At Last, Paid Parental Leave Policy Started October 1, 2020

Federal employees may receive up to 12 weeks of Paid Parental Leave (PPL) following the birth, adoption or fostering of a child as stated in the updated 3 FAM 3530, The Family and Medical leave Act of 1993 (FMLA).  The updated FMLA amends the FMLA to allow the employee to substitute PPL for unpaid FMLA. The amendments for the PPL are contained in section 3 FAM 3535.

PPL must take place in the 12 months following the birth or placement of the child. PPL may be substituted for FMLA only following the birth or placement of the child and not the anticipated birth or placement. (3 FAM 3535.1) The employee must agree to work for 12 weeks after the end of the leave period or must reimburse the Department for any contributions made by the Department to the employee’s Federal Employee Health Benefit during the 12 week PPL period.  Exceptions described “as circumstances beyond the employee’s control” are listed in 3 FAM 3535.5 (e).

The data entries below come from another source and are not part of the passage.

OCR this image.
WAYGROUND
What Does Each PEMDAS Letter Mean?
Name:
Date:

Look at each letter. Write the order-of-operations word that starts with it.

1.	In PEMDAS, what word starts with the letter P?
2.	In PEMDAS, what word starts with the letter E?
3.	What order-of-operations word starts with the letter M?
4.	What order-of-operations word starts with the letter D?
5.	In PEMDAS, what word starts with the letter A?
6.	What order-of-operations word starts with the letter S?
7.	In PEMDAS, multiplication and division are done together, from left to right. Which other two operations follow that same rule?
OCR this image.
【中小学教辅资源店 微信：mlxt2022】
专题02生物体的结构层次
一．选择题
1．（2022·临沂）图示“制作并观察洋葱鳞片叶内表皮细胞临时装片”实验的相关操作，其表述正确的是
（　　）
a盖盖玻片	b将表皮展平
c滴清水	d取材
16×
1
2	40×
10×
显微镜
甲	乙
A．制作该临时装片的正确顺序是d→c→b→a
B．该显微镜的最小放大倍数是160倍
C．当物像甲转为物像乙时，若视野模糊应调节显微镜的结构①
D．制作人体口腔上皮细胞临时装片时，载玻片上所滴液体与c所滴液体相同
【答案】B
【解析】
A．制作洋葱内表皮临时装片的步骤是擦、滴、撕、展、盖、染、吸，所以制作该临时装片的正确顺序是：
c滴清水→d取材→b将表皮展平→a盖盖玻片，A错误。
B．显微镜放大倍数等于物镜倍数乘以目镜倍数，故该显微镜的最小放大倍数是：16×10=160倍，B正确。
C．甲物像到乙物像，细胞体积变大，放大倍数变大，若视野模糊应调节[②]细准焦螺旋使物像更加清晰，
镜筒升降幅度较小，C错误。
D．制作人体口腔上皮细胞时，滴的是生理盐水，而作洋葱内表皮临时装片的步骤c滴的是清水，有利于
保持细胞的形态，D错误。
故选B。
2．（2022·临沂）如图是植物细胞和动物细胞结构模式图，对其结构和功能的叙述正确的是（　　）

To be eligible for PPL, an employee must be eligible for FLMA; they must be Foreign Service (including EFMs on Family Member Appointments) or Civil Servants (including EFMs), and they must have completed 12 months of federal service. The 12 months of service is not required to be consecutive or completed with the Department of State.

FMLA, or unpaid medical leave, is limited to 12 weeks in a 12 month period. If an employee has used FMLA for medical reasons other than birth or placement of a child then the PPL time may be reduced by that amount of time (3 FAM 3535.3(b)).  

PPL requests do not depend on marital status. Unmarried parent employees may request PPL as long as the parent is caring for the child.

For more information, see the updated 3 FAM 3530, and especially 3 FAM 3535 or Announcement #72742 from HR dated September 24, 2020. The announcement also lists other resources including video tutorials on leave options for new parents. Specific forms are required to request FMLA and to substitute PPL for FMLA.  They are listed in both the FAM and the Announcement.

The policy is not without its caveats but is a huge step forward towards being in line with policies of other developed countries. The Paid Parental Leave Working Group is still pursuing common sense policy changes and appreciates input into their Innovation Portal.